Wow. They're blocking the free flow of information, rather than goods or contraband. That's fucking insane.

[kissare.livejournal.com]

Every time you post, I lose my faith in humanity a little. But thank you for bringing this stuff to light.

[solarbird]

Wow, I wonder what that's like - having faith in humanity, I mean.

Muah ha ha! <rubs hands together menacingly>

[solarbird]

Just out of curiosity, how plausible would it be to get a minimalist notebook with a minimal HD and perhaps an abundance of RAM, and keep nothing on it except, say, Firefox?
Plausible? It'd be trivial. Perhaps I don't understand the question.

[solarbird]

Define "really remarkable"?

[grian-ruadh.livejournal.com]

"Really remarkable" as in we get a president willing to restore and abide by the Constitution.

[kensaro.livejournal.com]

Truecrypt does something similar, with whole file systems if you so want to.

[cow.livejournal.com]

I saw this earlier and agreed, and then I realized I should note for anyone else reading:

> They find your porn collection, which you plausibly encrypted to keep the kids out of it.

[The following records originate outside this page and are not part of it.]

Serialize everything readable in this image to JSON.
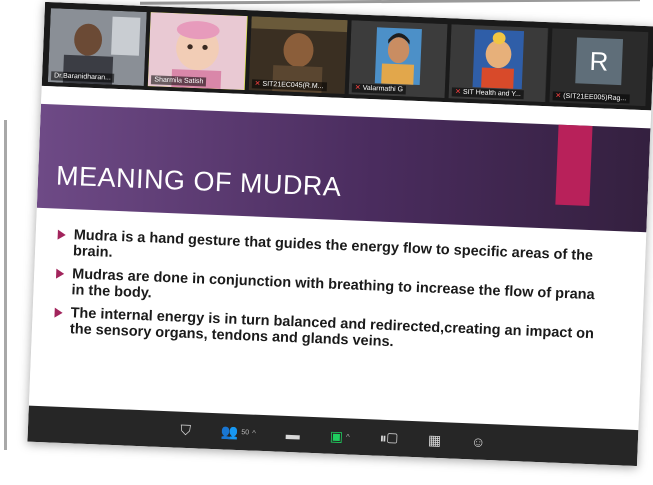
{
  "participants": [
    {
      "name": "Dr.Baranidharan...",
      "muted": false,
      "type": "man"
    },
    {
      "name": "Sharmila Satish",
      "muted": false,
      "type": "baby",
      "active": true
    },
    {
      "name": "SIT21EC045(R.M...",
      "muted": true,
      "type": "poster"
    },
    {
      "name": "Valarmathi G",
      "muted": true,
      "type": "woman"
    },
    {
      "name": "SIT Health and Y...",
      "muted": true,
      "type": "deity"
    },
    {
      "name": "(SIT21EE005)Rag...",
      "muted": true,
      "type": "initial",
      "initial": "R"
    }
  ],
  "slide": {
    "title": "MEANING OF MUDRA",
    "bullets": [
      "Mudra is a hand gesture that guides the energy flow to specific areas of the brain.",
      "Mudras are done in conjunction with breathing to increase the flow of prana in the body.",
      "The internal energy is in turn balanced and redirected,creating an impact on the sensory organs, tendons and glands veins."
    ]
  },
  "toolbar": {
    "participant_count": "50",
    "icons": [
      "security-icon",
      "participants-icon",
      "chat-icon",
      "share-screen-icon",
      "record-icon",
      "breakout-icon",
      "reactions-icon"
    ]
  }
}
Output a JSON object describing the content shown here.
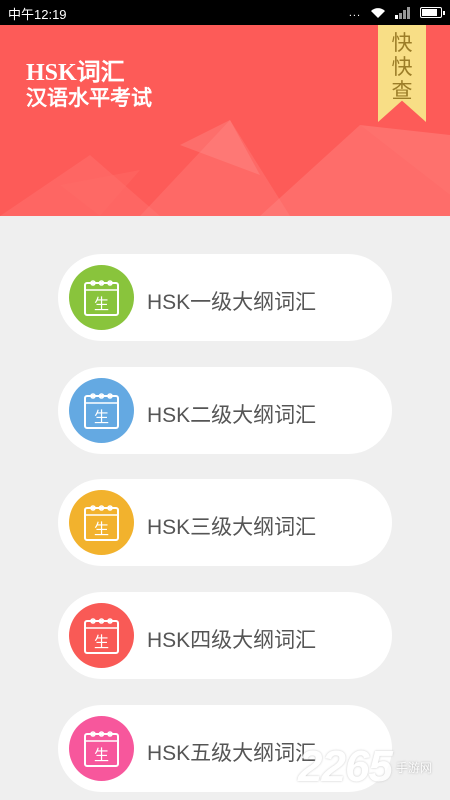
{
  "status_bar": {
    "time": "中午12:19",
    "dots": "..."
  },
  "header": {
    "title_line1": "HSK词汇",
    "title_line2": "汉语水平考试",
    "bookmark_chars": [
      "快",
      "快",
      "查"
    ]
  },
  "menu": [
    {
      "label": "HSK一级大纲词汇",
      "icon_text": "生",
      "color": "#89c43c"
    },
    {
      "label": "HSK二级大纲词汇",
      "icon_text": "生",
      "color": "#64a9e2"
    },
    {
      "label": "HSK三级大纲词汇",
      "icon_text": "生",
      "color": "#f2b22d"
    },
    {
      "label": "HSK四级大纲词汇",
      "icon_text": "生",
      "color": "#f95a56"
    },
    {
      "label": "HSK五级大纲词汇",
      "icon_text": "生",
      "color": "#f7579c"
    }
  ],
  "watermark": {
    "number": "2265",
    "suffix": "手游网"
  }
}
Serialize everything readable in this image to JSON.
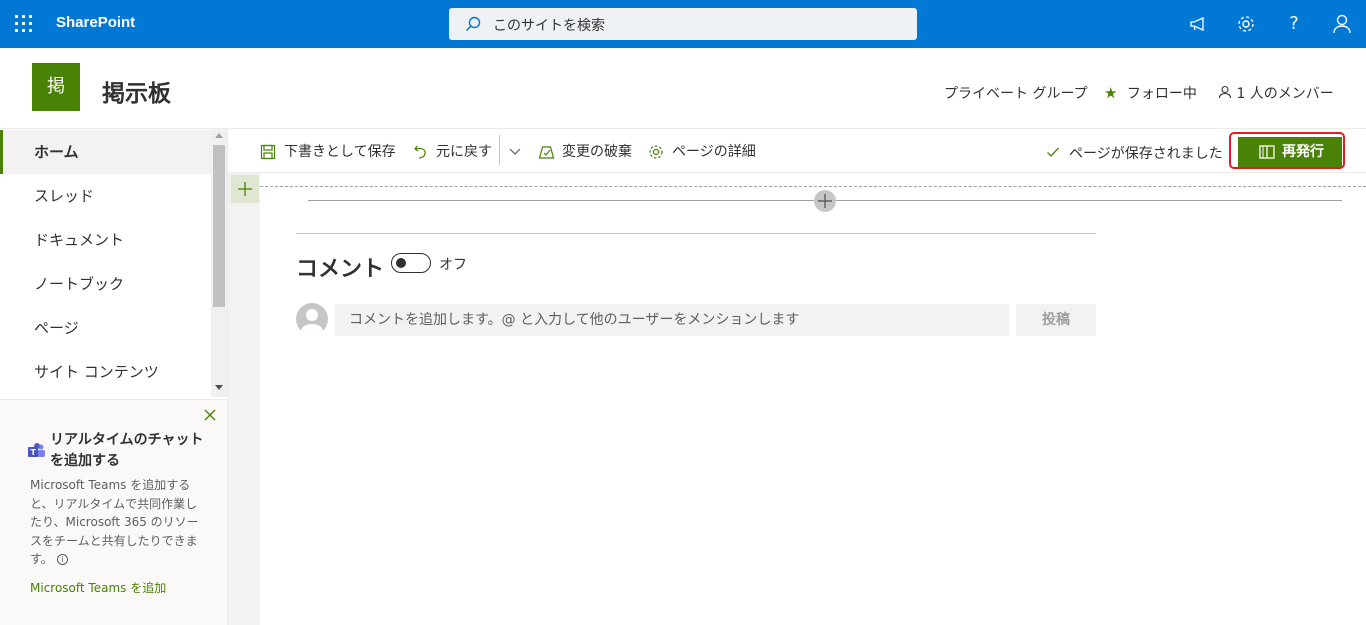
{
  "topbar": {
    "app_name": "SharePoint",
    "search_placeholder": "このサイトを検索",
    "icons": [
      "waffle-icon",
      "megaphone-icon",
      "gear-icon",
      "help-icon",
      "person-icon"
    ]
  },
  "site": {
    "logo_char": "掲",
    "title": "掲示板",
    "privacy": "プライベート グループ",
    "follow_label": "フォロー中",
    "members_label": "1 人のメンバー",
    "accent_color": "#498205"
  },
  "nav": {
    "items": [
      {
        "label": "ホーム",
        "active": true
      },
      {
        "label": "スレッド"
      },
      {
        "label": "ドキュメント"
      },
      {
        "label": "ノートブック"
      },
      {
        "label": "ページ"
      },
      {
        "label": "サイト コンテンツ"
      }
    ]
  },
  "teams_panel": {
    "title": "リアルタイムのチャットを追加する",
    "description": "Microsoft Teams を追加すると、リアルタイムで共同作業したり、Microsoft 365 のリソースをチームと共有したりできます。",
    "link": "Microsoft Teams を追加"
  },
  "commandbar": {
    "save_draft": "下書きとして保存",
    "undo": "元に戻す",
    "discard": "変更の破棄",
    "page_details": "ページの詳細",
    "saved_status": "ページが保存されました",
    "republish": "再発行"
  },
  "comments": {
    "title": "コメント",
    "toggle_label": "オフ",
    "toggle_on": false,
    "input_placeholder": "コメントを追加します。@ と入力して他のユーザーをメンションします",
    "post_label": "投稿"
  }
}
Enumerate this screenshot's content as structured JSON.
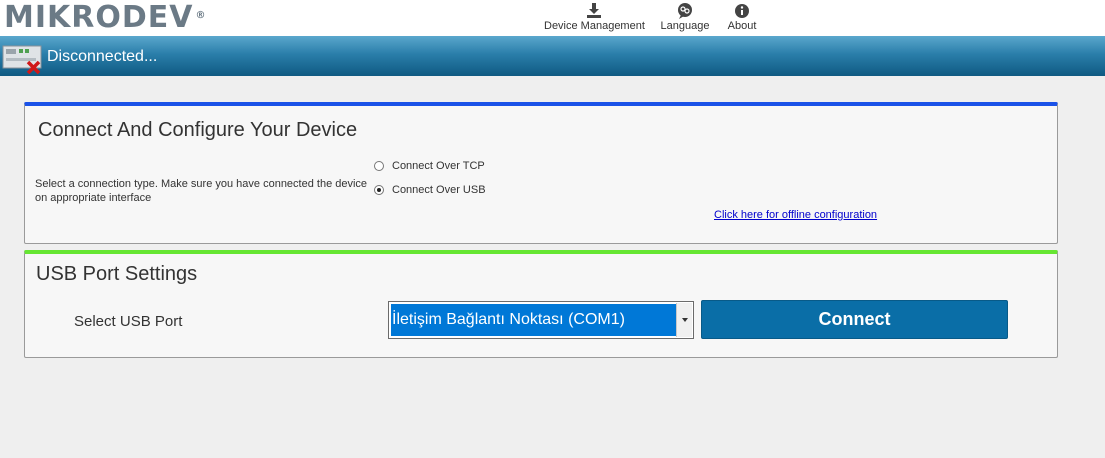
{
  "header": {
    "logo_text": "MIKRODEV",
    "logo_mark": "®",
    "nav": [
      {
        "label": "Device Management",
        "icon": "download-icon"
      },
      {
        "label": "Language",
        "icon": "language-icon"
      },
      {
        "label": "About",
        "icon": "info-icon"
      }
    ]
  },
  "status": {
    "text": "Disconnected...",
    "icon": "device-disconnected-icon"
  },
  "connect_panel": {
    "title": "Connect And Configure Your Device",
    "hint": "Select a connection type. Make sure you have connected the device on appropriate interface",
    "options": [
      {
        "label": "Connect Over TCP",
        "selected": false
      },
      {
        "label": "Connect Over USB",
        "selected": true
      }
    ],
    "offline_link": "Click here for offline configuration"
  },
  "usb_panel": {
    "title": "USB Port Settings",
    "port_label": "Select USB Port",
    "selected_port": "İletişim Bağlantı Noktası (COM1)",
    "connect_label": "Connect"
  },
  "colors": {
    "connect_accent": "#1a52e8",
    "usb_accent": "#66e632",
    "button": "#0a6ea7",
    "status_bar": "#2a7eaa"
  }
}
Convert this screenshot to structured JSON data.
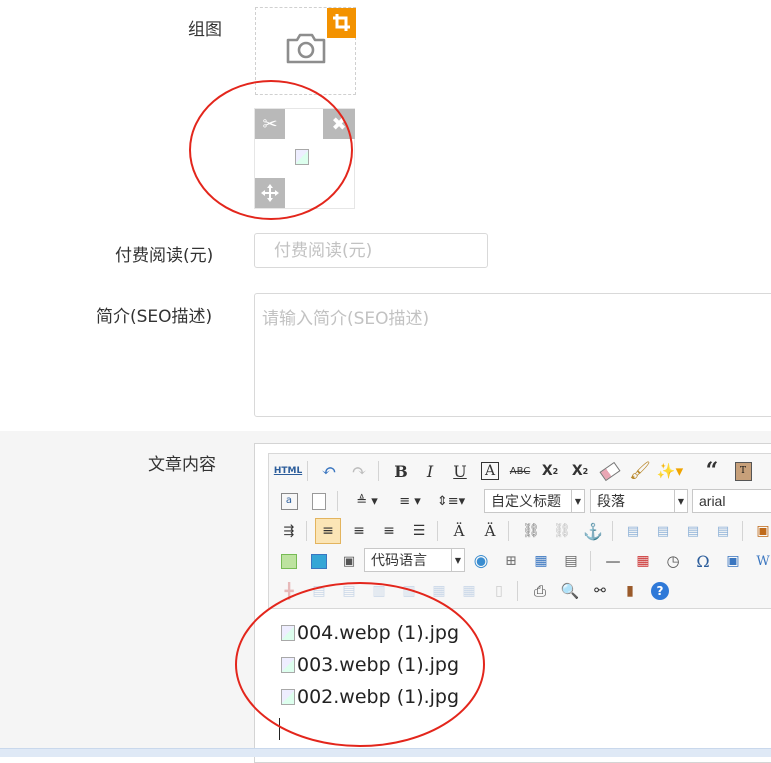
{
  "form": {
    "gallery_label": "组图",
    "paid_label": "付费阅读(元)",
    "paid_placeholder": "付费阅读(元)",
    "intro_label": "简介(SEO描述)",
    "intro_placeholder": "请输入简介(SEO描述)",
    "content_label": "文章内容"
  },
  "editor": {
    "row1": [
      "HTML",
      "undo",
      "redo",
      "bold",
      "italic",
      "underline",
      "font-border",
      "strikethrough",
      "superscript",
      "subscript",
      "eraser",
      "format-brush",
      "magic-wand",
      "blockquote",
      "paste-text"
    ],
    "heading_select": "自定义标题",
    "paragraph_select": "段落",
    "font_select": "arial",
    "code_select": "代码语言",
    "content_images": [
      "004.webp (1).jpg",
      "003.webp (1).jpg",
      "002.webp (1).jpg"
    ]
  },
  "colors": {
    "accent_orange": "#f39200",
    "annotation_red": "#e3261c",
    "overlay_gray": "#b9b9b9"
  }
}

A lot of countries will seize porn at the border, so this isn't so good in this particular situation if your goal is to get the data across. (Financials from 1999 is a good idea. :D Especially fake financials.)

[backrubbear.livejournal.com]

I have a similar article from netsec@merit. Did you want a copy?

[brombear.livejournal.com]

I still LOVE this Icon!

[solarbird]

If it has additional data of interest, sure. If it's basically the same, that's fine, but thanks.

[hubbit.livejournal.com]

My question is this: Why would it not make sense to travel abroad with a stripped-down bare-bones laptop containing only the software needed to access one's email, documents, and other essentials remotely; edit one's documents and read one's email directly on the remote server; and return here to the land of the free with absolutely no data on the computer to copy in the first place?

Sort of a "travelling office". Just as one packs only the clothing necessary for a trip and not one's entire wardrobe, I would think it makes sense to store what is needed for computer usage on an out-of-country trip on a server (or series of servers), and work remotely. In my mind this would defeat the copying program since there is nothing to copy, and should the laptop be lost, the data will remain safe.

The usual caveats (encrypt your HD where feasible, never store passwords on the computer or in a program, make sure your Firefox or Opera clears the cache and does not store a history) apply.

The gist of my question is, is this an unreal expectation? Can people who normally keep their passwords written down on a sticky note affixed to their monitor be taught to think this way? :)

[avram]

Some companies are having their people do this already.